ATHENS, June 23 (Xinhua) -- According to recent estimates, about 640,000 tons of nets are abandoned in the oceans every year, 3,000 of which in the Mediterranean Sea.
"They trap sea animals, such as turtles, dolphins, but also fish which, had they not been killed in those nets, could be fished out by fishermen," Jenny Ioannou, communications coordinator with Healthy Seas, told Xinhua in a recent interview.
Even though ghost nets constitute a deadly danger to marine life, not enough people seem to be aware of this environmental problem.
Healthy Seas, a circular economy initiative founded in the Netherlands in 2013, is on a mission to change that and raise awareness about sea waste and ghost fishing nets in particular.
"Ghost nets are fishing nets left in the oceans either on purpose or by accident by fishermen who were not able to retrieve them," Ioannou said. She explained that the nets were often drifted away by sea currents and caught at rocks or shipwrecks.
They pose a threat not only to marine but also human life.
"If they remain in the seas for years, they dissolve into microplastics which eventually end up in our own food chain," she added.
In order to address the issue, Healthy Seas operates in five European countries: the Netherlands, Belgium, Britain, Italy and, since 2015, Greece.

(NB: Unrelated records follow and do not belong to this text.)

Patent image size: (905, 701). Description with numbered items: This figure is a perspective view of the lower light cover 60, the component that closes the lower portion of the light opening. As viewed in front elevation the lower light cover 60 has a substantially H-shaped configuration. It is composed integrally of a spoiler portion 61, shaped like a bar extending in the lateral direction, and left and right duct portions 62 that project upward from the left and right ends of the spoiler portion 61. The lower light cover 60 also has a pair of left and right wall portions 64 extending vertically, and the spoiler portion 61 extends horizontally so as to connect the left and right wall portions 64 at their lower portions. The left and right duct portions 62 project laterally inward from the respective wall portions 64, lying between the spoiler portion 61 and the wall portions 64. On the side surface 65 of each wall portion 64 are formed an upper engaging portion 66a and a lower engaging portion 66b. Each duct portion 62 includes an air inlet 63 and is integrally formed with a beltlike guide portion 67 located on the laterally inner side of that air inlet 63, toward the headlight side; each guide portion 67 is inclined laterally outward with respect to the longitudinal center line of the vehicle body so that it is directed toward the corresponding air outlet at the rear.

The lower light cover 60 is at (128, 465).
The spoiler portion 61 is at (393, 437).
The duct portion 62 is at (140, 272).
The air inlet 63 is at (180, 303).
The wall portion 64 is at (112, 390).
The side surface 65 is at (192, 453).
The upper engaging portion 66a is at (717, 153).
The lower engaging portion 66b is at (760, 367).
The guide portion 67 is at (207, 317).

With the help of local volunteer expert divers who also locate the nets, they stage frequent diving missions to retrieve ghost nets from the seas and give them new life.
"The nets are sent to be cleaned and then they end up at a factory in Ljubljana, Slovenia, where they undergo special treatment to produce new Econyl thread which is then used to make textiles, clothes, rugs etc," she explained.

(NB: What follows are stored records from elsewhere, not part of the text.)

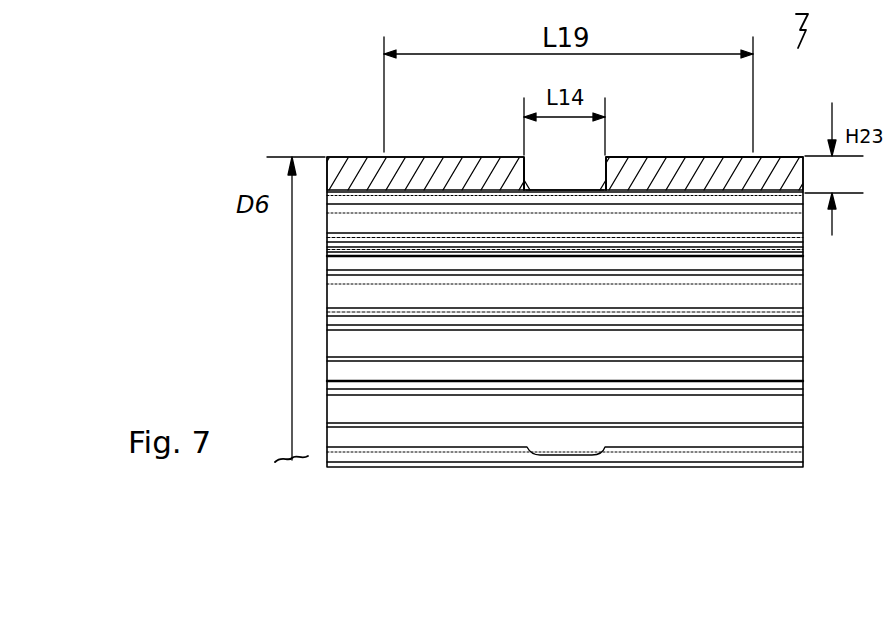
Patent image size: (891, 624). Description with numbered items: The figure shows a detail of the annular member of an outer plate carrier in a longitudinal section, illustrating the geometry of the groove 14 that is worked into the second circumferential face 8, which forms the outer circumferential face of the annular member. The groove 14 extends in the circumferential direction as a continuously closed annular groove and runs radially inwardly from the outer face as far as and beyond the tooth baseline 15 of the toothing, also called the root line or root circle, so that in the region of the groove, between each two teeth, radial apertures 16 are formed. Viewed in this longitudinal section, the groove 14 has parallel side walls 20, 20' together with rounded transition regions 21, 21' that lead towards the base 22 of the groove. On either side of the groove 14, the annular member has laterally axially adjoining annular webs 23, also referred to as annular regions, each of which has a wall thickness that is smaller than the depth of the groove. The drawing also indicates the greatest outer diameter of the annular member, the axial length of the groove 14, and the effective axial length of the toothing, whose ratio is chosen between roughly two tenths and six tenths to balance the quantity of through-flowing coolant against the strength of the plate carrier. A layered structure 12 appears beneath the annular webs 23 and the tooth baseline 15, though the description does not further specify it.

The second circumferential face 8 is at (703, 165).
The layer 12 is at (713, 200).
The groove 14 is at (606, 157).
The tooth baseline 15 is at (743, 196).
The radial apertures 16 is at (574, 194).
The side wall 20 is at (624, 149).
The side wall 20' is at (500, 149).
The rounded transition region 21 is at (644, 154).
The rounded transition region 21' is at (475, 159).
The base of the groove 22 is at (565, 192).
The annular webs 23 is at (773, 175).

Healthy Seas most recent operation in Greece took place recently in the iconic Greek island of Santorini this June.
"We had been informed since 2016 that some nets had been found on the seabed of Caldera," Ioannou said.
The volcanic world-famous island was picked not only to attract worldwide interest, but also because of its fragile marine equilibrium.
"Since the sea environment of Santorini is particularly sensitive, we decided to take action and perform a big operation in the area," Ioannou highlighted.
In order to accomplish the task of removing the 150 m. long net, Healthy Seas collaborated with Cousteau divers and a local diving center.
"The Santorini operation was one of our largest. It took eight divers, five of which were technical, specially trained divers," stressed Ioannou, who described the mission as very dangerous.
The divers had to go 50 meters down, cut the net at the points where it was entangled, attach it to lift bags which would lift it to the surface, and then pull it out of the water.
Because of the size and weight of the net, pulling it out would have been impossible without the help of the local fishermen who offered the special equipment and their expertise.
The whole process was live streamed through Healthy Seas' facebook page, and narrated by star diver Pierre Yves Cousteau who was also answering the public's questions while underwater. The live stream attracted viewers from all over the world.
"We had extremely positive feedback. Most people were amazed at the size of the net we retrieved," Ioannou said.
"Since 2010, Pierre-Yves Cousteau has set his heart in the effort to found a protected no-fishing sea zone in Santorini and has the support of local fishermen. So, they were already aware and sensitized to the issue," Ioannou underlined and added that the municipality, coast guard and fishing associations welcomed the project and generously offered their help.
According to Ioannou, the only sustainable solution to this problem would be for fishermen to use fishing nets made of nylon, rather than low-quality plastic which cannot be recycled. For that reason, Healthy Seas has set up numerous recycling stations across Greece and encourages fishermen to leave their useless nets in the recycling bins.
"We hope that many more people will follow our example locally. We are here to share our know-how and experience on this topic," Ioannou stressed.
As she said, more and more people are concerned with environmental issues and this makes her optimistic about the future.
"Circular economy is now a priority in Europe and initiatives such as Healthy Seas appeal more and more to the people," she added.
However, more and more people have to take action in order for something to change. "Apart from donations, which are always welcome, people can support healthy Seas by cooperating with us, launch a local action, and, if they are divers, by volunteering for us," Ioannou told Xinhua.